Canstar group executive financial services, Steve Mickenbecker, said the data indicated home lending hadn’t been impacted by recent COVID-related lockdowns across the country, while the end of home loan repayment pauses and the wind up of JobKeeper could turn out to be more of a “gentle breeze than a headwind”.

“Property prices are booming in a market under-supplied with listings through 2020 and into the early months of 2021, as buyers snap up new offerings. New listings will need to recover if property price growth is to slow,” Mr Mickenbecker said. 

“The tried and true mix of government incentives and low interest rates has continued to be  proven successful as first home buyers and home builders continue to rush into the market.”

Real Estate Institute of Australia president Adrian Kelly said affordability could become an issue if the current trajectory was continued throughout 2021.

“The increased activity by investors, first homebuyers and owner occupiers in the market shown in the January lending figures is impacting on prices and affordability,” Mr Kelly said. research director Sally Tindall said the historically low interest rates on offer had significantly boosted the amount that people could borrow, resulting in homebuyers stretching their budgets for properties they previously might not have been able to afford.

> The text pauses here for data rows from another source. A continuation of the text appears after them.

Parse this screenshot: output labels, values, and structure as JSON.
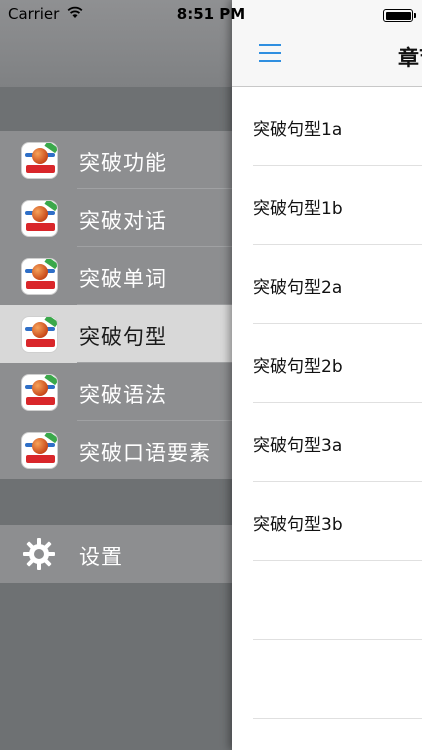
{
  "status_bar": {
    "carrier": "Carrier",
    "time": "8:51 PM",
    "battery_level": 1.0
  },
  "drawer": {
    "items": [
      {
        "label": "突破功能",
        "icon": "app-icon",
        "selected": false
      },
      {
        "label": "突破对话",
        "icon": "app-icon",
        "selected": false
      },
      {
        "label": "突破单词",
        "icon": "app-icon",
        "selected": false
      },
      {
        "label": "突破句型",
        "icon": "app-icon",
        "selected": true
      },
      {
        "label": "突破语法",
        "icon": "app-icon",
        "selected": false
      },
      {
        "label": "突破口语要素",
        "icon": "app-icon",
        "selected": false
      }
    ],
    "settings": {
      "label": "设置",
      "icon": "gear-icon"
    }
  },
  "main": {
    "title": "章节",
    "rows": [
      {
        "label": "突破句型1a"
      },
      {
        "label": "突破句型1b"
      },
      {
        "label": "突破句型2a"
      },
      {
        "label": "突破句型2b"
      },
      {
        "label": "突破句型3a"
      },
      {
        "label": "突破句型3b"
      },
      {
        "label": ""
      },
      {
        "label": ""
      }
    ]
  },
  "colors": {
    "accent": "#2f8fe0",
    "drawer_bg": "#6e7173",
    "menu_bg": "#8d8e90",
    "selected_bg": "#d8d8d8"
  }
}
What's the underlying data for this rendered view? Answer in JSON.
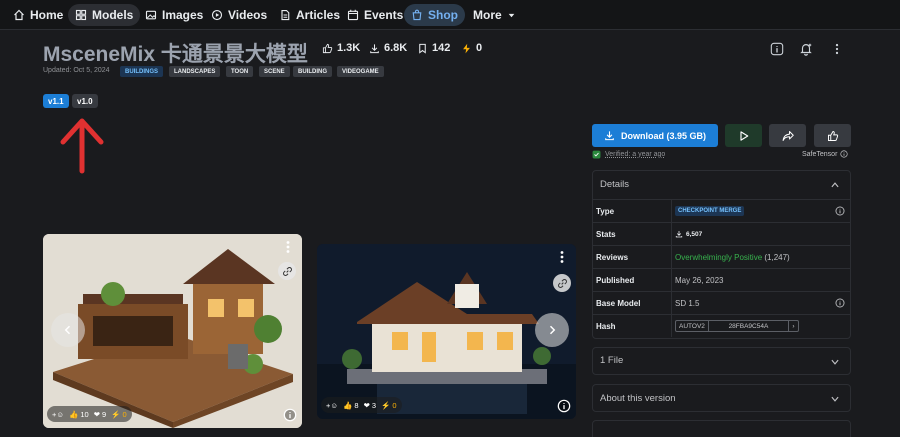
{
  "nav": {
    "items": [
      {
        "label": "Home",
        "icon": "home-icon"
      },
      {
        "label": "Models",
        "icon": "grid-icon"
      },
      {
        "label": "Images",
        "icon": "image-icon"
      },
      {
        "label": "Videos",
        "icon": "video-icon"
      },
      {
        "label": "Articles",
        "icon": "article-icon"
      },
      {
        "label": "Events",
        "icon": "calendar-icon"
      },
      {
        "label": "Shop",
        "icon": "shop-icon"
      },
      {
        "label": "More",
        "icon": "chevron-down-icon"
      }
    ]
  },
  "model": {
    "title": "MsceneMix 卡通景景大模型",
    "likes": "1.3K",
    "downloads": "6.8K",
    "collections": "142",
    "buzz": "0",
    "updated": "Updated: Oct 5, 2024",
    "tags": [
      "BUILDINGS",
      "LANDSCAPES",
      "TOON",
      "SCENE",
      "BUILDING",
      "VIDEOGAME"
    ],
    "versions": [
      "v1.1",
      "v1.0"
    ]
  },
  "actions": {
    "download_label": "Download (3.95 GB)",
    "verified": "Verified: a year ago",
    "safetensor": "SafeTensor"
  },
  "details": {
    "heading": "Details",
    "rows": {
      "type": {
        "label": "Type",
        "value": "CHECKPOINT MERGE"
      },
      "stats": {
        "label": "Stats",
        "value": "6,507"
      },
      "reviews": {
        "label": "Reviews",
        "value": "Overwhelmingly Positive",
        "count": "(1,247)"
      },
      "published": {
        "label": "Published",
        "value": "May 26, 2023"
      },
      "base": {
        "label": "Base Model",
        "value": "SD 1.5"
      },
      "hash": {
        "label": "Hash",
        "type": "AUTOV2",
        "value": "28FBA9C54A"
      }
    }
  },
  "files_panel": "1 File",
  "about_panel": "About this version",
  "gallery": [
    {
      "likes": "10",
      "hearts": "9",
      "buzz": "0"
    },
    {
      "likes": "8",
      "hearts": "3",
      "buzz": "0"
    }
  ],
  "colors": {
    "accent": "#1c7ed6",
    "background": "#1a1b1e",
    "arrow": "#e03131"
  }
}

Ms Tindall said government incentives and the fear of missing out had also driven the burst of lending activity.

ABS data showed the number of first homebuyers in the market was up 70 per cent from the same time last year.

“While it’s great to see first home buyers finally get the keys to their new home, when bidding at auction people need to be careful about how much debt they take on,” Ms Tindall said. 

“It’s crazy to think the government is still pushing ahead with the scaling back of responsible lending obligations at a time when the property market is going through the roof. 

“With house prices expected to rise this year, and pressure on buyers to overcommit themselves in fear of missing out, responsible lending laws are now more important than ever.” 

The lending data follows superannuation providers sounding off warnings over a proposal to allow first homebuyers to dip into their super for a house deposit, saying it could drive up capital city median house prices by between 8 per cent and 16 per cent. 

Industry Super Australia chief executive Bernie Dean said allowing for borrowers to put superannuation savings into a housing deposit would be like throwing petrol on a bonfire. 

“It will jack up prices, inflate young people’s mortgages and add billions to the aged pension, which taxpayers will have to pay for. 

“Politicians who own multiple investment properties and pocket 15 per cent super might think price hikes are a ‘secondary’ consideration. 

“They don’t care about locking young people into hugely inflated mortgages and a bleak future with hardly any savings to fall back on.”

Current market conditions have resulted in swirling speculation over the possibility of a housing bubble forming, as CoreLogic data shows median house prices are continuing to rise to record highs across all markets.

Economists and experts surveyed by Finder said they expected property prices to jump by 12 per cent, on average, over the next two years, with first time buyers who had saved a deposit urged to pounce sooner rather than later.

Those experts said for a bubble to form in the market, property prices would have to increase by at least 23 per cent, on average, over the next 24 months.

Real Estate Institute of New South Wales chief executive Tim McKibbin was similarly unconvinced that a housing bubble was forming.

“The talk of a housing bubble has predictably grown louder in recent weeks, so some perspective on the bubble theory is needed,” Mr McKibbin said.

“When demand is strong and supply is constrained, a market is buoyant.

“This is where the NSW residential market sits at this stage in the cycle, with nothing to suggest a bubble is on the horizon.

“Let’s not forget that, pre-COVID, the housing market was in a relatively steady state, having weathered the type of mild correction which is a natural reality of any cycle.

“The bubbleists missed the mark then and the signs suggest they’ll be wide of the mark this time too.”